Nonplussed I order. Futomaki is for posers so I order a sophisticated arrangement of sashimi and nigiri sushi. I order the most expensive cold sake. The teenage girlfriend of a fifty something yakuza type stares me down. Her eye makeup is aqua blue and I imagine going down on her paipan for dessert. The waitress pours the sake. She smiles in a way that indicates secret knowledge that her kemeko is indeed tastier than the yakuza type’s teenage girlfriend’s paipan. When the sushi chef places my order in front of me it is immaculate. The cuts are thick. The wasabi and ginger slices are lumped generously at the corner. Not one sesame seed has fallen from the unagi. The only problem is that instead of hamachi, he’s given me the nastiest translucent red snapper I’ve ever seen.

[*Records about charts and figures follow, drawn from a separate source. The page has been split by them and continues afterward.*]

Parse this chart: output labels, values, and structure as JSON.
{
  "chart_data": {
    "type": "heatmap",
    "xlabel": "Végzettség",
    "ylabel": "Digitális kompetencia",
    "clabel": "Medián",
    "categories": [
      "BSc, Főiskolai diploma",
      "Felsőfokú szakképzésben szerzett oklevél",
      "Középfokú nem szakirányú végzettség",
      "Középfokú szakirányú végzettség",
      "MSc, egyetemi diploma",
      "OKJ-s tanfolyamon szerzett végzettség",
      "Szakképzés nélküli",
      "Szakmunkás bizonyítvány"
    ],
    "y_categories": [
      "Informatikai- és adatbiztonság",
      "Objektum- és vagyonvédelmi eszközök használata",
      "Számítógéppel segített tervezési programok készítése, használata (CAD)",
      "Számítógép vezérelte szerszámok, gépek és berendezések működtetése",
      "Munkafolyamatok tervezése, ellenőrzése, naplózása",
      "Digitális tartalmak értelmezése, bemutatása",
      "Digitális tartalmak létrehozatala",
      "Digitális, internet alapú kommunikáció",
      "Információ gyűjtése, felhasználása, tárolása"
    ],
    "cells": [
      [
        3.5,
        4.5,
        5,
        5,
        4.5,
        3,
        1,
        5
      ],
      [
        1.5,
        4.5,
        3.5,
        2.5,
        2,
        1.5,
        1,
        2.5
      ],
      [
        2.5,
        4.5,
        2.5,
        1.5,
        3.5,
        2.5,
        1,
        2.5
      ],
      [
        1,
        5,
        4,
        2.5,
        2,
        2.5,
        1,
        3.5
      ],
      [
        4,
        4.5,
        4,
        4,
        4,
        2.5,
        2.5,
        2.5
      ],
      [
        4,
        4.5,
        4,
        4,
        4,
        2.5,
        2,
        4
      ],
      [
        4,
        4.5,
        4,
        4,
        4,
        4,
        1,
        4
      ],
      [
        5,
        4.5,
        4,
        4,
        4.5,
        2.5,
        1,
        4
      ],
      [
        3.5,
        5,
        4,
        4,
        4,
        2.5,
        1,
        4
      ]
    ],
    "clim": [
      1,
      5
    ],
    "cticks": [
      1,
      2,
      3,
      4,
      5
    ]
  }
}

Kobayashi Issa, Japan’s famous haiku poet, never insulted a sushi chef with a sharp knife and one too many sakes under his belt. Neither did the golden salamander with the black racing stripe. Both were surprised and disappointed that I had joined them so quickly in the underworld. “Did you not hear my words,” asked the salamander. “Did you not receive at the temple,” asked Kobayashi. I heard them both because I still had two ears. This was a small comfort. “I was trying to assert my newfound self-esteem,” I explained. “Self-esteem isn’t the same thing as being an asshole,” explained the salamander. Kobayashi Issa then composed a haiku in my honor. In it he referred to me as an asshole. That line would actually best be translated as “superb asshole,” but despite his flowery language he didn’t mean it in a sexual way.